Becoming a parent through surrogacy can have different legal processes depending on what kind of surrogacy has taken place or what state you’re in. Some states may have laws for the transfer of parentage to the surrogate parents after birth that covers both traditional and gestational surrogacy, whereas other states may require both the transfer of parentage to intended parents in gestational surrogacy while requiring the same to undergo adoption processes in traditional surrogacy.
Traditional surrogacy involves a carrier who is also the genetic birth mother of the child. This is the reason why in traditional surrogacy, official birth records may reflect the biological mother as the mother of the child and the intended father as the biological father if his sperm was used. In cases like these, couples and the surrogate go through the process of termination of parental rights and stepparent adoption on the part of the non-biological parent so that the intended parents can obtain parental rights.
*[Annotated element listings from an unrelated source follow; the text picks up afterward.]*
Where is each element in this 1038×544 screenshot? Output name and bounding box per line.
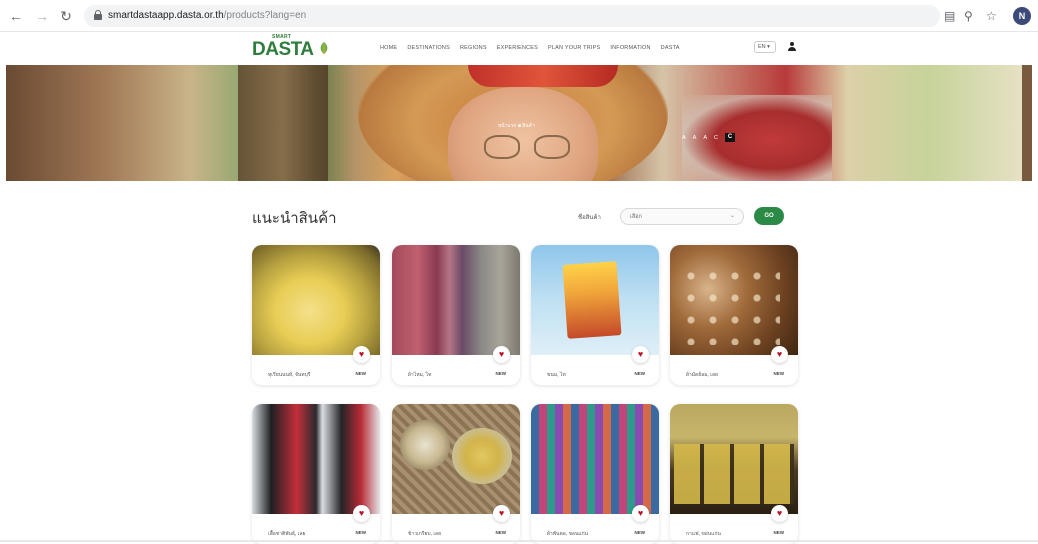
hero-bg-post-right [1022, 65, 1032, 181]
menu-item-information[interactable]: INFORMATION [610, 45, 650, 51]
product-tag: NEW [773, 530, 785, 535]
site-logo[interactable]: SMART DASTA [252, 34, 332, 62]
heart-icon[interactable]: ♥ [493, 505, 510, 522]
product-name[interactable]: เสื้อชาติพันธุ์, เลย [268, 530, 305, 538]
font-size-tools: A A A C C [682, 133, 735, 142]
hero-glasses-right [534, 135, 570, 159]
profile-avatar[interactable]: N [1013, 7, 1031, 25]
snack-pack [562, 261, 622, 339]
product-tag: NEW [773, 371, 785, 376]
product-name[interactable]: กาแฟ, ขอนแก่น [686, 530, 721, 538]
product-name[interactable]: ผ้ามัดย้อม, เลย [686, 371, 718, 379]
heart-icon[interactable]: ♥ [771, 505, 788, 522]
contrast-high[interactable]: C [725, 133, 735, 142]
heart-icon[interactable]: ♥ [353, 346, 370, 363]
product-image[interactable] [670, 245, 798, 355]
product-card[interactable]: ♥ กาแฟ, ขอนแก่น NEW [670, 404, 798, 544]
product-card[interactable]: ♥ ผ้ามัดย้อม, เลย NEW [670, 245, 798, 385]
search-label: ชื่อสินค้า [578, 215, 601, 221]
language-select[interactable]: EN ▾ [754, 41, 776, 53]
menu-item-home[interactable]: HOME [380, 45, 397, 51]
product-card[interactable]: ♥ เสื้อชาติพันธุ์, เลย NEW [252, 404, 380, 544]
lock-icon[interactable] [94, 10, 102, 20]
search-select-value: เลือก [630, 214, 642, 220]
product-image[interactable] [670, 404, 798, 514]
font-size-medium[interactable]: A [693, 135, 697, 141]
product-image[interactable] [531, 245, 659, 355]
hero-face [448, 87, 598, 181]
site-header: SMART DASTA HOME DESTINATIONS REGIONS EX… [0, 32, 1038, 65]
product-card[interactable]: ♥ ผ้าไหม, ไท NEW [392, 245, 520, 385]
hero-glasses-left [484, 135, 520, 159]
font-size-large[interactable]: A [703, 135, 707, 141]
section-title: แนะนำสินค้า [252, 210, 337, 227]
address-bar[interactable]: smartdastaapp.dasta.or.th/products?lang=… [84, 5, 940, 27]
coffee-bags [674, 444, 794, 504]
user-icon[interactable] [788, 42, 796, 52]
product-tag: NEW [495, 530, 507, 535]
url-text[interactable]: smartdastaapp.dasta.or.th/products?lang=… [108, 10, 306, 21]
star-icon[interactable]: ☆ [986, 8, 997, 24]
product-image[interactable] [392, 404, 520, 514]
product-card[interactable]: ♥ ทุเรียนนนท์, จันทบุรี NEW [252, 245, 380, 385]
hero-bg-post [238, 65, 328, 181]
product-tag: NEW [355, 371, 367, 376]
browser-toolbar: ← → ↻ smartdastaapp.dasta.or.th/products… [0, 0, 1038, 32]
leaf-icon [320, 42, 328, 54]
product-tag: NEW [634, 530, 646, 535]
product-image[interactable] [531, 404, 659, 514]
product-name[interactable]: ข้าวเกรียบ, เลย [408, 530, 441, 538]
product-image[interactable] [252, 404, 380, 514]
font-size-small[interactable]: A [682, 135, 686, 141]
heart-icon[interactable]: ♥ [493, 346, 510, 363]
plate [400, 420, 450, 470]
product-tag: NEW [634, 371, 646, 376]
menu-item-plan-your-trips[interactable]: PLAN YOUR TRIPS [548, 45, 600, 51]
heart-icon[interactable]: ♥ [632, 505, 649, 522]
product-tag: NEW [495, 371, 507, 376]
product-name[interactable]: ทุเรียนนนท์, จันทบุรี [268, 371, 310, 379]
product-search-select[interactable]: เลือก ⌄ [620, 208, 744, 225]
product-tag: NEW [355, 530, 367, 535]
plate [452, 428, 512, 484]
contrast-normal[interactable]: C [714, 135, 718, 141]
forward-icon[interactable]: → [34, 8, 50, 24]
url-path: /products?lang=en [223, 10, 307, 21]
product-card[interactable]: ♥ ขนม, ไท NEW [531, 245, 659, 385]
reload-icon[interactable]: ↻ [58, 8, 74, 24]
breadcrumb: หน้าแรก ■ สินค้า [498, 123, 535, 129]
menu-item-destinations[interactable]: DESTINATIONS [407, 45, 450, 51]
product-name[interactable]: ผ้าพันคอ, ขอนแก่น [547, 530, 588, 538]
product-image[interactable] [392, 245, 520, 355]
main-menu: HOME DESTINATIONS REGIONS EXPERIENCES PL… [380, 45, 680, 51]
product-card[interactable]: ♥ ผ้าพันคอ, ขอนแก่น NEW [531, 404, 659, 544]
heart-icon[interactable]: ♥ [353, 505, 370, 522]
heart-icon[interactable]: ♥ [771, 346, 788, 363]
back-icon[interactable]: ← [8, 8, 24, 24]
menu-item-dasta[interactable]: DASTA [661, 45, 680, 51]
batik-pattern [680, 265, 780, 345]
hero-banner: หน้าแรก ■ สินค้า A A A C C [6, 65, 1032, 181]
translate-icon[interactable]: ▤ [944, 8, 955, 24]
heart-icon[interactable]: ♥ [632, 346, 649, 363]
hero-scarf [468, 65, 618, 87]
product-card[interactable]: ♥ ข้าวเกรียบ, เลย NEW [392, 404, 520, 544]
logo-main-text: DASTA [252, 39, 314, 60]
menu-item-regions[interactable]: REGIONS [460, 45, 487, 51]
product-name[interactable]: ขนม, ไท [547, 371, 566, 379]
menu-item-experiences[interactable]: EXPERIENCES [497, 45, 538, 51]
chevron-down-icon: ⌄ [729, 213, 735, 219]
product-image[interactable] [252, 245, 380, 355]
go-button[interactable]: GO [754, 207, 784, 225]
url-host: smartdastaapp.dasta.or.th [108, 10, 224, 21]
zoom-icon[interactable]: ⚲ [964, 8, 973, 24]
product-name[interactable]: ผ้าไหม, ไท [408, 371, 431, 379]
Traditional surrogacy comes with a few legal risks that are not present in gestational surrogacy. For one, because the surrogate is also the biological mother, giving up the baby once it is born may become too difficult and she may challenge the surrogacy arrangement in court.
In this type of surrogacy, the surrogate or the gestational carrier is not related to the baby she is carrying. In most cases, in vitro fertilization using eggs and sperm of the intended parents is done before the fertilized egg is injected into the carrier. This makes it easier to determine the intended parents as the legal parents.
Some states require hospitals to issue a pre-birth order establishing the parentage of the intended parents, even before the child is born. In states like Florida, hospitals issue an initial birth certificate application which lists the surrogate as the child’s mother. This form includes the name of the intended parents. Once the child is born, the intended parents need to request the court for a Final Order Affirming Parental Status, requesting that the child’s birth certificate be amended to reflect the intended parent’s parentage. Once this order is entered, the court will direct the state records office to change the birth certificate so that it reflects the intended parents as the mother and father of the child. In some states, this order also deletes all information regarding the surrogate.
Making the Process Streamlined
Surrogacy, whether it’s traditional or gestational, comes with legal implications that include parental rights before and after birth. It is important to know what legal nuances surround this process in your state. You can improve your chances of going through a smooth surrogacy experience if you work with lawyers who specialize in the surrogacy laws of your state. By doing so, you and the surrogate can have a clear picture of your rights and legal expectations and avoid messy and potentially protracted legal battles down the road.